Zoe Fishman’s COVID-era writing space is unheated, which presents its own set of challenges.

The irony of her hyper-productivity in the face of adversity is not lost on Fishman. Just knowing she has two-hour intervals to write has made her more cognizant of time and inspired a deeper focus. She jokes that her martyrdom is unparalleled, and that she needs to be exhausted and completely beaten down to do her best work. But she turns serious when considering the survival instinct that has sustained her in ways she never could have imagined.

“I’m just now looking back on 2017 and asking myself how I gassed through after Ronen died,” says Fishman, as she starts to cry. “I didn’t honor the pain back then because I was too busy trying to keep these guys alive. I was in a really dark place where I didn’t believe in God and didn’t believe the soul went on forever. But now I know that’s not true.
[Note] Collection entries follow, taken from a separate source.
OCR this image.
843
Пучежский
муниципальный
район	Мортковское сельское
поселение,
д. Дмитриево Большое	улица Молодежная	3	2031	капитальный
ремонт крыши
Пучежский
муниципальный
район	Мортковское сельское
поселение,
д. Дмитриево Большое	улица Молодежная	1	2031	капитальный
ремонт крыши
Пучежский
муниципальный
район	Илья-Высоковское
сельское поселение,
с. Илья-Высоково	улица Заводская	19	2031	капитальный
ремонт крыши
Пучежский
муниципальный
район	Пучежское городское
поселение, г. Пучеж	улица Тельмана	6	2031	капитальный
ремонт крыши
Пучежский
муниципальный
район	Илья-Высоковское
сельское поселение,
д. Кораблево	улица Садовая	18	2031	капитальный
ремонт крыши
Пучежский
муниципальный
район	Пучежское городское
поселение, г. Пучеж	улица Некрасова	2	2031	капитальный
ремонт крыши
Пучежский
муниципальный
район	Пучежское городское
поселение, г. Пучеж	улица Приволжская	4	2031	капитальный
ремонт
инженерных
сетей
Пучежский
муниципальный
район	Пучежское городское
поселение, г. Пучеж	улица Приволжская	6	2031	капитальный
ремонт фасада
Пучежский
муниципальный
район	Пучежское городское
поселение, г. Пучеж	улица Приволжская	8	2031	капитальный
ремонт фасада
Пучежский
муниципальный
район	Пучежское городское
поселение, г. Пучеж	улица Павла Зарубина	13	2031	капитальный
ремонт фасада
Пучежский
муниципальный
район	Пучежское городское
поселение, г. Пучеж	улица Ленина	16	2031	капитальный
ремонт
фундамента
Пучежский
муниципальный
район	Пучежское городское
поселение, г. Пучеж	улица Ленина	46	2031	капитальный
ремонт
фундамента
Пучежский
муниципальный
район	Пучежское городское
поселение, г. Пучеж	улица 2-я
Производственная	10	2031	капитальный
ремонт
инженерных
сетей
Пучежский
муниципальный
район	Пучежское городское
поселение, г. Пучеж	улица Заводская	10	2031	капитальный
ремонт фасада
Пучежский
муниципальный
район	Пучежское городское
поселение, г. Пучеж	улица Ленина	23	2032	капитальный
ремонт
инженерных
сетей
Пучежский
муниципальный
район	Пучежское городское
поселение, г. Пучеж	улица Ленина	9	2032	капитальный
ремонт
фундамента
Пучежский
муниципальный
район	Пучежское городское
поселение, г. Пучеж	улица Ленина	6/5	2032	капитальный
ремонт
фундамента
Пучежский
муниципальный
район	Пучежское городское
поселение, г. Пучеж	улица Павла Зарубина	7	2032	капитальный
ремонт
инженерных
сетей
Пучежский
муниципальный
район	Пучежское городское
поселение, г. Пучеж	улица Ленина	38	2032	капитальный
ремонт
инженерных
Now I see Ronen’s grace, his patience, his love for life in our boys every day. And it is stunning to me.”

Of course, there have been rough spots. Fishman has powered through cycles of what she calls co-polar depression depression exacerbated by the stressors of coping with COVID-19 in relative isolation. She and the boys have lost their tempers with one another. And they sometimes wonder how they’ll get through the day without killing each other. 

On the bright side, she says it feels good to have her boys witness the power of family and friends. She hopes their takeaway will be that it’s OK to ask for help, and how to back up the favor with a lot of hard work. She’s proud of how Ari and Lev have acclimated to the fact that, once in a while, they are not the center of their mother’s universe, all while having a front-row seat on what creativity and focus looks like.

Fishman completed her first draft of The Book Tour and is now working on revisions suggested by her editor. Before she finished, she added a new character — a babysitter who bears an uncanny resemblance to her father, whom she credits with instilling her work ethic before she was old enough to read. And that character has become an unexpected portal to what she calls unparalleled joy.

“One of the great gifts of writing is that you can write people back to life,” she says. “People who aren’t here physically anymore will show up every single day if you let them. And that’s kind of amazing.”